This is a guest post from Dr. Marcus Croom, Assistant Professor of Curriculum & Instruction, Indiana University School of Education
Quick question: Has January 6, 2021 come up in your classes yet?
I wish I could hear what you’re thinking right now. Whatever your thoughts may be, here’s what I’m thinking: January 6th already came up during my first day of classes because I mentioned it when we discussed the interconnections between American society and American schools. Some students in my Books for Reading Instruction course also told me that some residents of their hometowns are debating critical race theory (CRT), wrestling with other political issues, and these future teachers mentioned some additional school-relevant controversies. I fully expected that what many of us have been witnessing this year, in communities and counties across the country, would show up in my own classroom this semester. So, before this fall semester began, I recommitted myself to having a real talk about public issues like race, racism, and politics within the curricular context of the courses I teach.

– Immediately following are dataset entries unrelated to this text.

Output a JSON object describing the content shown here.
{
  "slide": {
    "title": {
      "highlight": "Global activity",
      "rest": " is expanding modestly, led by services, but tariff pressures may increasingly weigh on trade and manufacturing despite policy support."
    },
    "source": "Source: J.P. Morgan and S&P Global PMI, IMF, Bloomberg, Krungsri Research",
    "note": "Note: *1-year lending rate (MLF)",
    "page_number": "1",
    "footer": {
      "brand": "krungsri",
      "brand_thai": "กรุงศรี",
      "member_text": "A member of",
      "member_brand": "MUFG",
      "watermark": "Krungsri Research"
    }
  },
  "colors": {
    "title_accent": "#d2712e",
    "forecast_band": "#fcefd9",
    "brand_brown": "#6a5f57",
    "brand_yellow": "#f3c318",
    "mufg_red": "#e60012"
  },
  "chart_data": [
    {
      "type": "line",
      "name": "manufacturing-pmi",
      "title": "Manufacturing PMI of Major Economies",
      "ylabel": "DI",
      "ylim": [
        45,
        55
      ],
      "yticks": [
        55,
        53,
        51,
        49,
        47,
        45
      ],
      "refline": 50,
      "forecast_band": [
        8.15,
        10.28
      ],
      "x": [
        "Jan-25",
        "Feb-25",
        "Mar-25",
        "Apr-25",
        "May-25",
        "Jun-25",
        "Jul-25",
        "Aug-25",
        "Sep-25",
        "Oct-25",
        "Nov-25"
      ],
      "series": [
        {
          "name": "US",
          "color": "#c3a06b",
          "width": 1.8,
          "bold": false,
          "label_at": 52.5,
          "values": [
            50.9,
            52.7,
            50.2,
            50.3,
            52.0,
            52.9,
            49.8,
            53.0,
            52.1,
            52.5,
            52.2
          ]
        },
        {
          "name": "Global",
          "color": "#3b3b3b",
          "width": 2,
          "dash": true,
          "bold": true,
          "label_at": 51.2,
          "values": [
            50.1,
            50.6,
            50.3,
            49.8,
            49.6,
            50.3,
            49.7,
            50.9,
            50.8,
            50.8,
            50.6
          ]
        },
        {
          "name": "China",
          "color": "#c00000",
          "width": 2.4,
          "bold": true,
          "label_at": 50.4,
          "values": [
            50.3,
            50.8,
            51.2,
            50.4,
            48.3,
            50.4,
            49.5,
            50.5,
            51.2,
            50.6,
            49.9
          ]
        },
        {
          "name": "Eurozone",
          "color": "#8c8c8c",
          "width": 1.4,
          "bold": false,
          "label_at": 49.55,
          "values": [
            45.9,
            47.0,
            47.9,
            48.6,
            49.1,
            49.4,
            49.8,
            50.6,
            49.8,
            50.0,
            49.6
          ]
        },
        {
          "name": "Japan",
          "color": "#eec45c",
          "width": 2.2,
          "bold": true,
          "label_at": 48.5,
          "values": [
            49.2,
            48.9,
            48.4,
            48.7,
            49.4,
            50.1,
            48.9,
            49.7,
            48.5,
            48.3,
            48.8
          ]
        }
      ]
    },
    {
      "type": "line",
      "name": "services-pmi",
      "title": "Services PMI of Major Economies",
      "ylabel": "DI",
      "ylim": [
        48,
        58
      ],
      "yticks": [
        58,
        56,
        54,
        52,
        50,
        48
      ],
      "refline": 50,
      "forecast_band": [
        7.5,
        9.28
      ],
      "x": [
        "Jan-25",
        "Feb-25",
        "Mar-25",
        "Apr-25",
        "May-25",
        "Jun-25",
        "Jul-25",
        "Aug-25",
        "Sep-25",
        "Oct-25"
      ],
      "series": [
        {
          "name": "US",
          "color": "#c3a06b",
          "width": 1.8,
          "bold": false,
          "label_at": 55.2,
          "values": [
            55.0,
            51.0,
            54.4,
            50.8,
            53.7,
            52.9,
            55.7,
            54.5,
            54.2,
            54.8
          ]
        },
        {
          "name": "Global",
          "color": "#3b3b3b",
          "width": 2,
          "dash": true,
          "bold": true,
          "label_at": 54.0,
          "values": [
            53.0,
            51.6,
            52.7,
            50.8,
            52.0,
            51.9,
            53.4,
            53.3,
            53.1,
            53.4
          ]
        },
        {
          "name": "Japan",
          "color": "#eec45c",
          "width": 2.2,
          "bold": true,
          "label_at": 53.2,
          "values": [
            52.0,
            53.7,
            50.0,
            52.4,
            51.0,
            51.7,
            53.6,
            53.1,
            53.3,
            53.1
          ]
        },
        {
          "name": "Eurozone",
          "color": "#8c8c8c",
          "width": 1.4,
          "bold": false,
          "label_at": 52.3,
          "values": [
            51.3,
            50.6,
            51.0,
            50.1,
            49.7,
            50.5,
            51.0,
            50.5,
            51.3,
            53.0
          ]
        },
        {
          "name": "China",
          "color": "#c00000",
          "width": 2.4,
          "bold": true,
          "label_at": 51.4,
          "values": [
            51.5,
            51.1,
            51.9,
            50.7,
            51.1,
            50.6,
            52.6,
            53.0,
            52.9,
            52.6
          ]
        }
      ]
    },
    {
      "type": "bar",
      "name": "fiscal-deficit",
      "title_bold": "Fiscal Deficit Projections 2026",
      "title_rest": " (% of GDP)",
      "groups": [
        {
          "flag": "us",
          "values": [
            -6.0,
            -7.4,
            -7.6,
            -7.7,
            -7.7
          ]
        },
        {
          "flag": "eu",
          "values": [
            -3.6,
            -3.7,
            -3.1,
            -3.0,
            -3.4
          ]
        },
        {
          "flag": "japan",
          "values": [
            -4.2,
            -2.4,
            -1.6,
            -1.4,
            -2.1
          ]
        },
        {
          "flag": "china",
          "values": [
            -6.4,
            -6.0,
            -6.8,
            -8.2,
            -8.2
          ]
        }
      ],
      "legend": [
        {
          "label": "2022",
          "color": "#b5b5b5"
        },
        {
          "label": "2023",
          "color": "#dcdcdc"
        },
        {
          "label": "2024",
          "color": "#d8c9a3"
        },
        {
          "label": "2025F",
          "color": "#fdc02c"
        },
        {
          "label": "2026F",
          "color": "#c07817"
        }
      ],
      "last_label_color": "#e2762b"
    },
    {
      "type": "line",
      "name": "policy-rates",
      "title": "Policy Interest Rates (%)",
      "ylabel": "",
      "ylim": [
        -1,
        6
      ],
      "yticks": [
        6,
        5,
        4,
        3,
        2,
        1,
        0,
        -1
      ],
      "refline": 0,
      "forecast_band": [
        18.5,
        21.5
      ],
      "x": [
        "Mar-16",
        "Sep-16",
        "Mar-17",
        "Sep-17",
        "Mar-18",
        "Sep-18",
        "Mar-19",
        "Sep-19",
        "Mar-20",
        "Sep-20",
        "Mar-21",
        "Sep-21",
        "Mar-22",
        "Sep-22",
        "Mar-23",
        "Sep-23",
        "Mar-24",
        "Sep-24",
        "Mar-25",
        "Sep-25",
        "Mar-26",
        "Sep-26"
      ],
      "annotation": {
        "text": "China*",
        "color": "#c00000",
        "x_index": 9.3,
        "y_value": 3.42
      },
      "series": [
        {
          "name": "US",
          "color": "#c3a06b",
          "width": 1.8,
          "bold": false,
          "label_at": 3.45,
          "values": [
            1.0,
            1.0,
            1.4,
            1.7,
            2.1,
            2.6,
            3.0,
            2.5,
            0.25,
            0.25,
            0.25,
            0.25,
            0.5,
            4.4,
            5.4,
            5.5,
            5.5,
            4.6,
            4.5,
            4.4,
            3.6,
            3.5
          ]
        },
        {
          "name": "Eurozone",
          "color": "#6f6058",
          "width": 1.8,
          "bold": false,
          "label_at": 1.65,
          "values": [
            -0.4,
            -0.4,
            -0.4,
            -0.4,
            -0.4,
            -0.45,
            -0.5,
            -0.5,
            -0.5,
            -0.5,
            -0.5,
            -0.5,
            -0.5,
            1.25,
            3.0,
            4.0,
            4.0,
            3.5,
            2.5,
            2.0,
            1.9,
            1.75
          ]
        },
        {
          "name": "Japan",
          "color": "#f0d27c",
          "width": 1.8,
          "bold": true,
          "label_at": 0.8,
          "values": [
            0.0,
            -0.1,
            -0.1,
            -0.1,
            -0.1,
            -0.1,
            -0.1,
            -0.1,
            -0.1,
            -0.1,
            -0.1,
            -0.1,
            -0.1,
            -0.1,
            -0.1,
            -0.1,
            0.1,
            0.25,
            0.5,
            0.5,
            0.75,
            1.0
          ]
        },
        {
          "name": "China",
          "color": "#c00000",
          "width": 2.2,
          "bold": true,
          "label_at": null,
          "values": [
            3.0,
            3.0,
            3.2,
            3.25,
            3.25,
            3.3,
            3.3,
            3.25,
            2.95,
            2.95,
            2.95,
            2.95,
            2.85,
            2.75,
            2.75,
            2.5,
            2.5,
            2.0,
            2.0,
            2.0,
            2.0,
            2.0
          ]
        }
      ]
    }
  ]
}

Whether or not January 6th has come up in your classes yet, I suggest that you begin to make some decisions about how to address controversial public or curricular issues that are likely to arise at some point in this 2021-2022 academic year. Since there are many examples of public issues that might arise in your classes once the semester is in full swing, in this first post of a three-part series I’ll briefly highlight some curricular issues that I’ve been thinking about in higher education instead.
On March 19, 2021 I was invited to provide a SoTL keynote. My talk was titled, Race Is In Your Course. Are You Leaving Out Racial Literacies? [requires IU login] One of the main points I shared during our virtual gathering is that we already know that race is in our courses—regardless of our discipline, department, or discourse community—because of the “curriculum that is embedding/comprising the course” (Croom, 2021). Also, one question that I asked our university faculty to work on is this: “What if your course(s) were designed in a manner that did not perpetuate the neutrality and universality of White(ness), any aspiration to White(ness), or the false notion of White(ness) as above all?” (Croom, 2021). To generate a shared understanding about the question and point above, we read the work of Ramón Grosfoguel (2013) who has demonstrated that Westernized universities are routinely Eurocentric, racist, sexist, anti-Black, and even anti-human. Therefore, unless our disciplines, departments, discourse communities, or our own individual decisions have intensively counteracted the default settings of “the long 16th century” (Grosfoguel, 2013, pp. 74, 86), this reality is already evident in our current curricula and courses in the United States of America and at Indiana University. Recognizing this fact, however, should not lead us to conclusions of inevitability or indifference (Croom, 2021, Chapter 3). Rather, as I discussed in my SoTL keynote, these critical insights can light cressets of de/reconstructive knowledge and practice: Eurocentrism can be displaced by African, Caribbean, South American, world indigenous, non-Western, and even Western histories, knowledges, authors, and texts; racisms can be disrupted by antiracisms; also those proverbial dead, racially White men can be decentered to prioritize racially Black women and many other hyperraced knowledge generators who have long superseded the limited contributions that White men have made to human knowledge and human advancement. In other words, our curricula and our courses can be (re)thought and (re)done in ways that depart from our Eurocentric, racist, sexist, anti-Black, and anti-human past and present in higher education…especially at “elite” universities. Among all that such de/reconstructive work would entail, we could start by:
Planning a real talk about current public issues or our current curricula, then build on that dialogue with meaningful assignments or actions to take that conversation further, for instance. Changing the authors and texts we assign as course readings or sources, whether these items are research or theoretical articles, fictional literature, compositions, artwork, films, blogs, etc. Reorienting ourselves and our pedagogy to advance the post-White turn in higher education (Croom, 2020). Along these lines, here again is one question that I posed during my SoTL keynote: “What if your course(s) were designed in a manner that did not perpetuate the neutrality and universality of White(ness), any aspiration to White(ness), or the false notion of White(ness) as above all?” (Croom, 2021).
Whether January 6th, American (false) notions of racially White supremacy, voting laws in the U.S., police violence in the U.S., international crises, environmental crises, or any other public issue comes up in your classes this 2021-2022 academic year, I hope that you will be prepared to engage in teaching and learning that helps your students (and yourself!) to become better human beings in our shared world.
References
Croom, Marcus. (2020). If “Black Lives Matter in Literacy Research,” Then Take This Racial Turn: Developing Racial Literacies. Journal of Literacy Research. 52. 530-552. 10.1177/1086296X20967396.
Grosfoguel, Ramón. (2013). Epistemic Racism/Sexism, Westernized Universities and the Four Genocides/Epistemicides of the Long 16th Century. 31-58.